Beberapa waktu yang akan datang, tepatnya pada tanggal 8 Juli 2009, kita rakyat Indonesia akan melangsungkan pesta demokrasi lima tahunan dalam rangka memilih presiden yang akan memimpin bangsa ini dalam lima tahun ke depan. Sebagai rakyat, tentu saja pesta ini sangat penting, karena kita akan ikut serta dalam menentukan masa depan bangsa kita sendiri melalui suara kita, melalui pilihan kita, kepada siapa amanat kita percayakan.
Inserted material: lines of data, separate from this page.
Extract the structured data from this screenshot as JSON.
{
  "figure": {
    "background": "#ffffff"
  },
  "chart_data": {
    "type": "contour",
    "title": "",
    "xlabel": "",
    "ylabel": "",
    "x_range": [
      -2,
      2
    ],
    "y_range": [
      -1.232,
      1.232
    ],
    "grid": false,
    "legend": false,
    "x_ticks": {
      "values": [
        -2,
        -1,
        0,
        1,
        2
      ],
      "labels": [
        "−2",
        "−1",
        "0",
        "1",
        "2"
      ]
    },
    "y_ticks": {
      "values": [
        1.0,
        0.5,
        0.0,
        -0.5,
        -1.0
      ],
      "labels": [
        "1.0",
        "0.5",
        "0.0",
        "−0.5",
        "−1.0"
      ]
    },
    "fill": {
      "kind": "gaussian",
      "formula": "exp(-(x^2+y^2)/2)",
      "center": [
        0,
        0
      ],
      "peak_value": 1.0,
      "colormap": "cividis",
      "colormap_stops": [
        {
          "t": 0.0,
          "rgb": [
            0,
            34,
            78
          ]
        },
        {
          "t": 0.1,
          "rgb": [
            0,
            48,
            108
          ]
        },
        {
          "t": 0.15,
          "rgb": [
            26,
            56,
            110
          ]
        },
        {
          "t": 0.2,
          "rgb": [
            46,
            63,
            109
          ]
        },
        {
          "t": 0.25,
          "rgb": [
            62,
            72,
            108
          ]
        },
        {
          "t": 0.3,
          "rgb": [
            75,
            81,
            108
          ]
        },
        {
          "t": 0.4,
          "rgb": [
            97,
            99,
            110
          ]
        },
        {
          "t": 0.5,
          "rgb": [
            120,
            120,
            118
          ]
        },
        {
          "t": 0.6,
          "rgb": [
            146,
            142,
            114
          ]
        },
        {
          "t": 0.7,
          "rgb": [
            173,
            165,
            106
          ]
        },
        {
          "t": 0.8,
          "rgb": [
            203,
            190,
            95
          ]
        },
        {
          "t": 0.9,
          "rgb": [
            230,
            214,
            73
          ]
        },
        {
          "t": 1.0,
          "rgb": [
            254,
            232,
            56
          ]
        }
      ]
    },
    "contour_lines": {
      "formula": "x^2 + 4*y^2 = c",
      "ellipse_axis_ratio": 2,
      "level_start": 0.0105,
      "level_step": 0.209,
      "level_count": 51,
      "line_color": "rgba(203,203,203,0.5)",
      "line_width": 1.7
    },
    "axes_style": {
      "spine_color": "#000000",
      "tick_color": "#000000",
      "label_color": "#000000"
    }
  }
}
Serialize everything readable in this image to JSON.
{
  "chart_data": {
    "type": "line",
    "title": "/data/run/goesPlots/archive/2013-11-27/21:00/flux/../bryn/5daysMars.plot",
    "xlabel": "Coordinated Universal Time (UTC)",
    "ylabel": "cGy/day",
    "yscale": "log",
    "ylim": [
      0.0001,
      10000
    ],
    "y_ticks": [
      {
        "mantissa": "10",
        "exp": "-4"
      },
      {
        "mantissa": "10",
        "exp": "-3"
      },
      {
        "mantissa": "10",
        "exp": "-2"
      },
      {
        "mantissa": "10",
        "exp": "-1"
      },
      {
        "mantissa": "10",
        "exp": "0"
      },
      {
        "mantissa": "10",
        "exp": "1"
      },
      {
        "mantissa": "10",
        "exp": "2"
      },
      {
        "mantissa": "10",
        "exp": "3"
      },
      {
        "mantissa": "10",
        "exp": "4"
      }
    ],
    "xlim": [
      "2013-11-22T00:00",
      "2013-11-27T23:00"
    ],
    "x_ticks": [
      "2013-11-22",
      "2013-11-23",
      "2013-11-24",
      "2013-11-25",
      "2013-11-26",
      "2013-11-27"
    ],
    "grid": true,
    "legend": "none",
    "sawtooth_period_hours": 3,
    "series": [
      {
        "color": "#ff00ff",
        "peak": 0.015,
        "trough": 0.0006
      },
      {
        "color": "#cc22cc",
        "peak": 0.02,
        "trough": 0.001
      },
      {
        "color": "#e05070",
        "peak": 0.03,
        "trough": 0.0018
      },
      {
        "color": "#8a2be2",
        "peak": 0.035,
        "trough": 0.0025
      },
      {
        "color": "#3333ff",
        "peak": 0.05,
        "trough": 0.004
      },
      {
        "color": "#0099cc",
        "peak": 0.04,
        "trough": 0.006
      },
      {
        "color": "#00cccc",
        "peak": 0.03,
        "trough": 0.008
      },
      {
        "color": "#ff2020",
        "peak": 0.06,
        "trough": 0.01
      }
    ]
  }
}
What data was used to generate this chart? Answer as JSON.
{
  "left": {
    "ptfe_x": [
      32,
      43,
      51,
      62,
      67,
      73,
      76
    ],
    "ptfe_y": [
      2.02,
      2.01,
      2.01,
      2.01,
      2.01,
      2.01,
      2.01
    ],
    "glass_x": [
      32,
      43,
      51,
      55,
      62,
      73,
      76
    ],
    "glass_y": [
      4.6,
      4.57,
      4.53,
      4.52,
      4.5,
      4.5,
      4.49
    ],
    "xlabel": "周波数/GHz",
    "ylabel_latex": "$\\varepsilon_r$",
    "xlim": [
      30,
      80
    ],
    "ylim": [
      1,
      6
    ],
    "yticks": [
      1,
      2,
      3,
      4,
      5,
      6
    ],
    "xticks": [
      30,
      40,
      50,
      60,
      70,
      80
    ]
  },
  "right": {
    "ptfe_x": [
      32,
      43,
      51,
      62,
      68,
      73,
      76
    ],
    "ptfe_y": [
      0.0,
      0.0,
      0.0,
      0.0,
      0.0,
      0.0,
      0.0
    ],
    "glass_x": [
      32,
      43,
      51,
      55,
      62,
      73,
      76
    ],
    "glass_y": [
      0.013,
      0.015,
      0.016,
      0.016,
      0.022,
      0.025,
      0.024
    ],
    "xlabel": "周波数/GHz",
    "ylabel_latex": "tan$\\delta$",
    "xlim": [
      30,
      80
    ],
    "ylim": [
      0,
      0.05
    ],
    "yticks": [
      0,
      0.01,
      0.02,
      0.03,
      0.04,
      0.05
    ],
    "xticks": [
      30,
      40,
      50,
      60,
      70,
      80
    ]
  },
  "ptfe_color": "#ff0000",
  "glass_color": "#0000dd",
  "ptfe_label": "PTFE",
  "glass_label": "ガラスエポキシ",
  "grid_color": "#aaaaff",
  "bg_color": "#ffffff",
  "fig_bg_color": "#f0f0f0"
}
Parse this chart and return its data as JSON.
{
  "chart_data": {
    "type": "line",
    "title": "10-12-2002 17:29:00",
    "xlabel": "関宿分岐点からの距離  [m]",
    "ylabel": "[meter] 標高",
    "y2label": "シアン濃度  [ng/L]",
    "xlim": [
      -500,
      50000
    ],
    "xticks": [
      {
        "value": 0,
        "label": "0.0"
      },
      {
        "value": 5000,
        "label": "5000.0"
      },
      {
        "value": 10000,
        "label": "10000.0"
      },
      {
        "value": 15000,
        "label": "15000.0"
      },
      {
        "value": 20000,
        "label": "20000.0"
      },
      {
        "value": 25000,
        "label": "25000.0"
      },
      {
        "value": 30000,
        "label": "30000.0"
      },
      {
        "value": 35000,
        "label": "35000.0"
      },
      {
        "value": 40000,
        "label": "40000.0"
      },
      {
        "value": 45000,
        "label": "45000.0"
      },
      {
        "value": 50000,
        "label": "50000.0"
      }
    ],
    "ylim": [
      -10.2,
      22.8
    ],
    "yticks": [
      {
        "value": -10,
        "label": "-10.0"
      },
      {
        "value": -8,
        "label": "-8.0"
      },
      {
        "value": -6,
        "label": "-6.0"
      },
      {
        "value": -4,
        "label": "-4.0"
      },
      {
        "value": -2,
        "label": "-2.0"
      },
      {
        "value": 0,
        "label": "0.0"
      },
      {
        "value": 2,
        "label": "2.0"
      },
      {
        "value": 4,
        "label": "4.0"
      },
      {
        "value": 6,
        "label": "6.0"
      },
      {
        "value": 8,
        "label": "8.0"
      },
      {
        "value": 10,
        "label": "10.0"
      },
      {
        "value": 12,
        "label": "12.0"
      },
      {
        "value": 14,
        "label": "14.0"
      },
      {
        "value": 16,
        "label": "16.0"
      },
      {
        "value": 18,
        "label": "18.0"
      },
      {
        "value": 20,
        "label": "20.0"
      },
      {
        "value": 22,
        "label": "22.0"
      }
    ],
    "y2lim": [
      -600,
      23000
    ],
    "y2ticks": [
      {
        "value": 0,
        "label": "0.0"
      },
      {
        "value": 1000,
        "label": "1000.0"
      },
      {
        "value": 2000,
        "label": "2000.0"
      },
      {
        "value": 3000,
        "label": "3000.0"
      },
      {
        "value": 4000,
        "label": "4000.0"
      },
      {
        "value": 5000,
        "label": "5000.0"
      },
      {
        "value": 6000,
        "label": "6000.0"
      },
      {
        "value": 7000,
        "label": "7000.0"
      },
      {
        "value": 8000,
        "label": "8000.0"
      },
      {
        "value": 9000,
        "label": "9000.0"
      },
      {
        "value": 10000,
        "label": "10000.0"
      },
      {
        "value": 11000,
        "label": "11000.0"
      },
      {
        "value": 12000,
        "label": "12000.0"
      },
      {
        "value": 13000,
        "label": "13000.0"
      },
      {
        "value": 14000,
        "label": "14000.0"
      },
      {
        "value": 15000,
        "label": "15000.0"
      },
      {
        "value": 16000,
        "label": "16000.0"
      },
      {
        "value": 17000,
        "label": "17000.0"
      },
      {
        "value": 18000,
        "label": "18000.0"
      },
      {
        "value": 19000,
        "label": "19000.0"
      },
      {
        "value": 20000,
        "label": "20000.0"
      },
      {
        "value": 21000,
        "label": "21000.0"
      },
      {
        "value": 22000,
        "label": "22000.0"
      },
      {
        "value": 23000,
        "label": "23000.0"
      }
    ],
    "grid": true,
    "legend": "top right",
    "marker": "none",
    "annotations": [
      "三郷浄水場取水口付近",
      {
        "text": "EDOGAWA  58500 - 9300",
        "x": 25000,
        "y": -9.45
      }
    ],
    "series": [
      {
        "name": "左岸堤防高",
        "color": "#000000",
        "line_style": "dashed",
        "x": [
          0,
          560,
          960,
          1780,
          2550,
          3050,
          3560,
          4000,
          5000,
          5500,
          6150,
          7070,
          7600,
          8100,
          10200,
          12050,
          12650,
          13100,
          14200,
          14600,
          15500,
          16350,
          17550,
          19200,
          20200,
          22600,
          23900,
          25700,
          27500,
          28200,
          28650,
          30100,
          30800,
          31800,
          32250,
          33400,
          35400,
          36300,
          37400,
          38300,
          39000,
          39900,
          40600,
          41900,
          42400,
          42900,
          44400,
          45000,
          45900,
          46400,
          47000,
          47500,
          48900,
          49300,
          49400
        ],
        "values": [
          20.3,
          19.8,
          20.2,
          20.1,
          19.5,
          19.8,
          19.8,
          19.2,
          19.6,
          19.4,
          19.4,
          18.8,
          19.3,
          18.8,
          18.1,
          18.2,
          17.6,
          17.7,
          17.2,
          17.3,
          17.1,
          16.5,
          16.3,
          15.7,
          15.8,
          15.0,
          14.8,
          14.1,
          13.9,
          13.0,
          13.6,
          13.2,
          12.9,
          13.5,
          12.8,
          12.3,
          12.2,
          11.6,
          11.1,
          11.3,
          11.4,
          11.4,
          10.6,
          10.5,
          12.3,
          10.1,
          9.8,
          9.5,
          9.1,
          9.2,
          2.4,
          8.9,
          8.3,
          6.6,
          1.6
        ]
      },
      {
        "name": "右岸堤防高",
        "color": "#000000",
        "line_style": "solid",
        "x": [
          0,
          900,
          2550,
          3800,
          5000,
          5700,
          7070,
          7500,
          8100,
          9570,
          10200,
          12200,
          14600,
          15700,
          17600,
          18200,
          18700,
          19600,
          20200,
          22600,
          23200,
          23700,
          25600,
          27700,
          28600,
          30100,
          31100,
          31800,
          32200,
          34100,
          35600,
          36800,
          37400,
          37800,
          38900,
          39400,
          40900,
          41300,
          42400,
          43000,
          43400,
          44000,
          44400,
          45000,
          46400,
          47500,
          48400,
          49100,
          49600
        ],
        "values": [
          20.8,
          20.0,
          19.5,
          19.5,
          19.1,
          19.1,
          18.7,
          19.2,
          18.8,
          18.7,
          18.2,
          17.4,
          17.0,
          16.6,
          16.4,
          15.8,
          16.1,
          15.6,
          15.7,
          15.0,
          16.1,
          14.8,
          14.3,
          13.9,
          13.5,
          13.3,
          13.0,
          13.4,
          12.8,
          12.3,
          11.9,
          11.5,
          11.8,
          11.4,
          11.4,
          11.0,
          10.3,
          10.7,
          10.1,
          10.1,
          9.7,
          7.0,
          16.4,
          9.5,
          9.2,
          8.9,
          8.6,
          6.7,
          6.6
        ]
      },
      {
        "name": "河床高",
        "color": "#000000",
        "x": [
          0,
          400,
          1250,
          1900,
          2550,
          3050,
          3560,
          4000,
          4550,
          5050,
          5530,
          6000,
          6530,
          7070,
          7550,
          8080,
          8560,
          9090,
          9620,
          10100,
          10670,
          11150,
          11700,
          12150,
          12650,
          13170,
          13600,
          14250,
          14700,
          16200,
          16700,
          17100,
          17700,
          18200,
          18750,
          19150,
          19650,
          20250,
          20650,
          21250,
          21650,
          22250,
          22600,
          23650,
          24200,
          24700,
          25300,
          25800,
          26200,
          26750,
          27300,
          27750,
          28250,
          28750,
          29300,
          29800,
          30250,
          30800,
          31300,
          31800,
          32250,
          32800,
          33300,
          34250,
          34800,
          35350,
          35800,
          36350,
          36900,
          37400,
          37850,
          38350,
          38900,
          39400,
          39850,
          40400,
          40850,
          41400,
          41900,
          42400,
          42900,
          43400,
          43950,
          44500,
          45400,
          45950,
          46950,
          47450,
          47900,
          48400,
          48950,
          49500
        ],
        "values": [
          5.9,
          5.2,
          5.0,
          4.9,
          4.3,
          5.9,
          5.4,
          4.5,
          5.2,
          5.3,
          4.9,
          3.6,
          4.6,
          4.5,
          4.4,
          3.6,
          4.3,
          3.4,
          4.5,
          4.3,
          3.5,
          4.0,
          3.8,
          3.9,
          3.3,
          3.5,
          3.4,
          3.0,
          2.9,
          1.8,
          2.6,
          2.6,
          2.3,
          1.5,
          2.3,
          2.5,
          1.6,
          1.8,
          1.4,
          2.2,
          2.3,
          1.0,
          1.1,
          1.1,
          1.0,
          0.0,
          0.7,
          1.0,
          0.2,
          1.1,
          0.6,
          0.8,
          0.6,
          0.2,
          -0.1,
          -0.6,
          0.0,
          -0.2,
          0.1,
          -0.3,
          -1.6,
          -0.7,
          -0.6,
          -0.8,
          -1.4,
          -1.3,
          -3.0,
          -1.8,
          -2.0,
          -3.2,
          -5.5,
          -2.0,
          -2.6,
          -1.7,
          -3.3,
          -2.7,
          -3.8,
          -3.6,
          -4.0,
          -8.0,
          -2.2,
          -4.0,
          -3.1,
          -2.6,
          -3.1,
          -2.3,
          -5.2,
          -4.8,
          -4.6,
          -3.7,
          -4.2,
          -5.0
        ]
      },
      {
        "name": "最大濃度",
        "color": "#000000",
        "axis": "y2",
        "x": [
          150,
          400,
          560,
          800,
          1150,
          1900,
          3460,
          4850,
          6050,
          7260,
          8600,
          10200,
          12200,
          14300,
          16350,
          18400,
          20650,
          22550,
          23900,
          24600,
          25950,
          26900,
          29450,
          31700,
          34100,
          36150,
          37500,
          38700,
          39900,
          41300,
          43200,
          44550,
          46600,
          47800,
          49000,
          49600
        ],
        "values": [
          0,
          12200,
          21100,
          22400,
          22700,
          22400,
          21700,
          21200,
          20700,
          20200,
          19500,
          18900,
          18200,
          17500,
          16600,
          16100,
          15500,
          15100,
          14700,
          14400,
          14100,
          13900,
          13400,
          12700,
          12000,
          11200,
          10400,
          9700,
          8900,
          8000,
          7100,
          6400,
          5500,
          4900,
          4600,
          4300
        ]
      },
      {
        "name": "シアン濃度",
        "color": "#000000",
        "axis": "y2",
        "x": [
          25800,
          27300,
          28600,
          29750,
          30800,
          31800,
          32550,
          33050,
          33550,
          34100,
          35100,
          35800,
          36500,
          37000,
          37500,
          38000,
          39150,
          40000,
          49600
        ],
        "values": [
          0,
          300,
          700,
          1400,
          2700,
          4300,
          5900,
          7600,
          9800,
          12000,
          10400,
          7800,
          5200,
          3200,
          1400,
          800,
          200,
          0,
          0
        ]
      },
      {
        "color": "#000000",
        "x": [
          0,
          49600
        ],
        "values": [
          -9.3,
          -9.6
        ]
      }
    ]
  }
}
Berkaitan dengan hal ini, Al Quran telah memberi petunjuk kepada kita - tersirat maupun tersurat - tentang peminpin yang akan kita pilih.

Berdasarkan Al Quran, sedikitnya ada dua sifat pokok yang harus dimiliki oleh seseorang yang akan memikul suatu jabatan yang berhubungan dengan hak-hak masyarakat. Mari kita simak beberapa ayat Al Quran di bawah ini.
Berkata Yusuf: "Jadikanlah aku bendaharawan negara (Mesir); sesungguhnya aku adalah orang yang pandai menjaga, lagi berpengetahuan (Q;S:12;55)
sesungguhnya Al Qur'aan itu benar-benar firman (Allah yang dibawa oleh) utusan yang mulia (Jibril), yang mempunyai kekuatan, yang mempunyai kedudukan tinggi di sisi Allah yang mempunyai 'Arsy, yang ditaati di sana (di alam malaikat) lagi dipercaya (Q;S:81;19-21).

Ketika Abu Bakar r.a. menunjuk Zaid bin Tsabit sebagai Ketua Panitia Pengumpulan Mushaf, Abu Bakar berkata : “Engkau seorang pemuda (kuat lagi bersemangat) dan telah dipercaya oleh Rasul menulis wahyu”.
Abu Dar, pernah dinasehati oleh Nabi SAW :”Wahai Abu Dzar, aku melihat engkau lemah. Aku suka untukmu apa yang aku suka untuk diriku. Karena itu, jangan memimpin (walau) dua orang dan jangan pula menjadi wali bagi harta anak yatim”.

Salah satu arti amanat menurut Nabi SAW adalah kemampuan atau keahlian dalam jabatan yang akan dipangku :”Amanat terabaikan dan kehancuran akan tiba, bila jabatan diserahkan kepada yang tidak mampu. Apabila amanat diabaikan, maka nantikanlah kiamat (kehancuran). Mengabaikannya adalah menyerahkan tanggung jawab kepada seseorang yang tidak wajar memikulnya”.

Sangatlah jarang terhimpun dalam diri seseorang kedua sifat tersebut secara sempurna, tetapi kalaupun harus memilih, maka pilihlah yang paling sedikit kekurangannya, dan lakukan pilihan setelah upaya bersungguh-seungguh untuk mendapatkan yang terbaik. Ketika Imam Ahmad Ibnu Hanbal ditanya tentang dua orang yang dicalonkan untuk memimpin satu pasukan – yang pertama kuat tetapi bergelimang dalam dosa dan yang kedua baik beragamanya tetapi lemah – beliau menjawab : “pertama, dosanya dipikulnya sendiri sedangkan kekuatannya mendukung kepentingan umat, dan orang kedua, beragamanya untuk dirinya sendiri, sedangkan kelemahannya menjadi petaka bagi yang dipimpin”

Kita boleh menetapkan pilihan, tetapi ingatlah sabda Rasul :”siapa yang mengangkat seseorang untuk suatu jabatan yang berkaitan dengan urusan masyarakat sedangkan dia mengetahui ada yang lebih tepat, maka sesungguhnya ia telah menghianati Allah, Rasul, dan kaum Muslim”.